What they needed was a new building, which required a new level of partnership with No Rio’s old nemesis, the city. Englander, who had given up his squat after the original agreement, took on the task of assuaging the anarchists within the organization.

“I say, I make the compromises so you don’t have to,” he said.

In 2016, crews demolished the old building. But construction bids kept rising. For eight years, the site sat idle.

Finally, construction began this July, on a four-story building designed by Castrucci, expected to open in 2026. The city’s Department of Cultural Affairs committed the funds for construction.

The department will have no say in the programming, the commissioner, Laurie A. Cumbo, said in an email. “We want to make sure that the vital artistic tradition embodied by ABC No Rio lives on and thrives, even as the city around it changes.”

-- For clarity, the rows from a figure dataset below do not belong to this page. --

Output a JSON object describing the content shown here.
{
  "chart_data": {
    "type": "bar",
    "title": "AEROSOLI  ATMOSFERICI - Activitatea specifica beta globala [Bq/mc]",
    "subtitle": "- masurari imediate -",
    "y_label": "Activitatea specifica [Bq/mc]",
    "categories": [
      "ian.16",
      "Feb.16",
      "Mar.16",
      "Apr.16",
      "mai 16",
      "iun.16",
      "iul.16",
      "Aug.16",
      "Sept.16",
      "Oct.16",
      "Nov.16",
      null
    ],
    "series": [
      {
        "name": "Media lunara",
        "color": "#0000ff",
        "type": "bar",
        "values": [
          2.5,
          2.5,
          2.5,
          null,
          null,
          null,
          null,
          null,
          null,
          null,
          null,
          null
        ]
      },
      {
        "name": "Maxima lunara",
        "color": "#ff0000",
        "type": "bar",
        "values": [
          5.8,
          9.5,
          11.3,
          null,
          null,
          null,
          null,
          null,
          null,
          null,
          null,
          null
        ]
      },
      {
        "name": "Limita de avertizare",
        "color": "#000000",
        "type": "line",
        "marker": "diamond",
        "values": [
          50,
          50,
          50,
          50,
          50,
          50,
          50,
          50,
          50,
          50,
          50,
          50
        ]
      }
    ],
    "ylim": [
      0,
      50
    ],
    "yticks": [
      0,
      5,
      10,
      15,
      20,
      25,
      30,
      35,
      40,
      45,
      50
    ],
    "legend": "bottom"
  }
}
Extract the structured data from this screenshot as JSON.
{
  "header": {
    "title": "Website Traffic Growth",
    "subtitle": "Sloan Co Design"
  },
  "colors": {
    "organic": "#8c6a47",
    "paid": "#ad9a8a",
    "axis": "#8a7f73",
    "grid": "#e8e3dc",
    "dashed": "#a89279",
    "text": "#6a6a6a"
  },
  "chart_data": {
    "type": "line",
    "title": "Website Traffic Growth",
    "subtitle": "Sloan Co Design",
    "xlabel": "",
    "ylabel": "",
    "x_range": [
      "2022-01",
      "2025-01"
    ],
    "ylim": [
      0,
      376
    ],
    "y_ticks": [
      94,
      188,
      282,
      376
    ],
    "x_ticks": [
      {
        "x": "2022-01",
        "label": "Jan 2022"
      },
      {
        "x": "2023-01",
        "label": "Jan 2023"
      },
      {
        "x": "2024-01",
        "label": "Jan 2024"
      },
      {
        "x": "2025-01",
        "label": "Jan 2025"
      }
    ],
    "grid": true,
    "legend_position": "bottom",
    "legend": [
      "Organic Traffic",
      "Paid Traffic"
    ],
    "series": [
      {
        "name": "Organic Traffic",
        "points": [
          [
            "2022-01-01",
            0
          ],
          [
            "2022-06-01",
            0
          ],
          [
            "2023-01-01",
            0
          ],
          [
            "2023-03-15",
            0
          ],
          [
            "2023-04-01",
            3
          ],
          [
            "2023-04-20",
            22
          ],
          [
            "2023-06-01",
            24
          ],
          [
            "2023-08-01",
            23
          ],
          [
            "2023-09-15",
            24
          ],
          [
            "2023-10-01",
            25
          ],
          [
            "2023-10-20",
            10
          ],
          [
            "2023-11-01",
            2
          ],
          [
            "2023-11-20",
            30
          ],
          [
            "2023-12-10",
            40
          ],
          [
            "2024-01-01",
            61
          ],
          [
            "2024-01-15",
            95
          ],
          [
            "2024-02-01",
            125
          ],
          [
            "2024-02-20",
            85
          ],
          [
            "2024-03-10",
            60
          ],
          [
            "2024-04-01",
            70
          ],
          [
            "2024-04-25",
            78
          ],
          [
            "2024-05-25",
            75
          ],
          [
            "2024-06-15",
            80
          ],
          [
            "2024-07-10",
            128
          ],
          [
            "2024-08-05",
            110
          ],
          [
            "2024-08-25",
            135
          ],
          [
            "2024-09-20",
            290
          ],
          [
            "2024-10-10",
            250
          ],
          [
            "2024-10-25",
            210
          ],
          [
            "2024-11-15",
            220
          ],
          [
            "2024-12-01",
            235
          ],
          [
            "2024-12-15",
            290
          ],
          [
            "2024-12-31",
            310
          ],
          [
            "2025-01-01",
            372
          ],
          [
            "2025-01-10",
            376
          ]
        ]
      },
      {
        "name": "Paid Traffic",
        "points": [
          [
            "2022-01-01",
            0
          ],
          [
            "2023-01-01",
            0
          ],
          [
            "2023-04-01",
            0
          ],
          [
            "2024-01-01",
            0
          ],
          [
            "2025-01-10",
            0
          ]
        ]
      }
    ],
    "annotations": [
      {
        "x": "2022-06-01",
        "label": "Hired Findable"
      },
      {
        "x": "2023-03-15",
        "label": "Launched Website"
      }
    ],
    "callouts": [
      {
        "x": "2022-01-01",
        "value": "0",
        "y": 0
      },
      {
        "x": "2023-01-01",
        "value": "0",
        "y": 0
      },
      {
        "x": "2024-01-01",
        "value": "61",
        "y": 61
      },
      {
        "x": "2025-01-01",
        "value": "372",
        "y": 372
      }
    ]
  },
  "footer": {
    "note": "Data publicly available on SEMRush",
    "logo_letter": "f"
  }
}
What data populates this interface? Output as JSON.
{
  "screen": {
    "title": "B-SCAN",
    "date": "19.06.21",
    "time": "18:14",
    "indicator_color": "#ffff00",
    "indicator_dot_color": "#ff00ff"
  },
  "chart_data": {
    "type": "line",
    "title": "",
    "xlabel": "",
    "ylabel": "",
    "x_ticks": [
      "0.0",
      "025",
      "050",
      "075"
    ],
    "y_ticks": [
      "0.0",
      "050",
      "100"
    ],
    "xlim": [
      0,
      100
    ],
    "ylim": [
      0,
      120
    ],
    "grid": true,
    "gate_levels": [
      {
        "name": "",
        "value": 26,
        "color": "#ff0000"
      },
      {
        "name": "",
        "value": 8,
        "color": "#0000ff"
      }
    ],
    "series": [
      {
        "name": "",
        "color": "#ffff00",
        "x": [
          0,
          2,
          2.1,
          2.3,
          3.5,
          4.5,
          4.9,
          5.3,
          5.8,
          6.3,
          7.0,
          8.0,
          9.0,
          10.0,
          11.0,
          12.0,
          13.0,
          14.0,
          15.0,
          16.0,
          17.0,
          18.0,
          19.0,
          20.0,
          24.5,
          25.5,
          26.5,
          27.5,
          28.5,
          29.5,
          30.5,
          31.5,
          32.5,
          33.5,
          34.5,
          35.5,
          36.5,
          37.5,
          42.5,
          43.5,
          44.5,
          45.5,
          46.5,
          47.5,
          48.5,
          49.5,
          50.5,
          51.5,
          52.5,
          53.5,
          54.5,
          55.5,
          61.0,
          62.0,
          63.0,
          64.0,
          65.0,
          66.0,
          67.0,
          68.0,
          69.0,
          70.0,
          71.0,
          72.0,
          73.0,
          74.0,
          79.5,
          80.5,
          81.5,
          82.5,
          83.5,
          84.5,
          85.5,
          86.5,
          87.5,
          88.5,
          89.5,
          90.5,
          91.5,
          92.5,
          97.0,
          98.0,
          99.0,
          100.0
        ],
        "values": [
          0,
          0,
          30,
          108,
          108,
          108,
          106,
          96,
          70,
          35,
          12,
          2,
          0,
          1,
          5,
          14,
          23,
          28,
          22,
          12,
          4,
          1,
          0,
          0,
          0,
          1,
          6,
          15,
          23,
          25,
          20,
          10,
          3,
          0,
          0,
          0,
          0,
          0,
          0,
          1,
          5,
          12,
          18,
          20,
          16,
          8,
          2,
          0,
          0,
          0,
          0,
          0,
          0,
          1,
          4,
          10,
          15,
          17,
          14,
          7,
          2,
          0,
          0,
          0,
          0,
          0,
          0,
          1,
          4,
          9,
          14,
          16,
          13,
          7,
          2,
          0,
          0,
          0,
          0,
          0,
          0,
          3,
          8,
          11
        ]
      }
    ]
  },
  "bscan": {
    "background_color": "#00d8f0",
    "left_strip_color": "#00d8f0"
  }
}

But what will ABC No Rio be after 10 years away, and what need will it answer? Much of its identity came from its battles with the city, its forbidding neighborhood and its decrepit building. Now the city is a partner, and the Lower East Side is a tourist destination. No Rio’s regulars, if they still exist, cannot afford to live there.

Will the hardcore matinees and anti-eviction concerts be the same in a gleaming new building with a Pilates studio across the street? Will the spirit of anarchy flourish amid protective grates that cover the artwork during hardcore shows?

“We have talked about the future of No Rio,” said Julie Hair, an artist and musician who is on the board. “And we don’t have to figure it out because everything’s going to be different. We do know that. But it’s going to happen organically. That’s part of the beauty of it. And I also think that it’s really, really important for us to hang on to this little footprint that we have in the midst of all this hypergentrification.”

The world that created No Rio is gone. But the center’s survival, as so many other spaces have disappeared, suggests some need for it, however inchoate.

“You could argue that it’s anachronistic,” said Carlo McCormick, a longtime chronicler of the downtown art world. “Which is probably why New York needs it all the more.”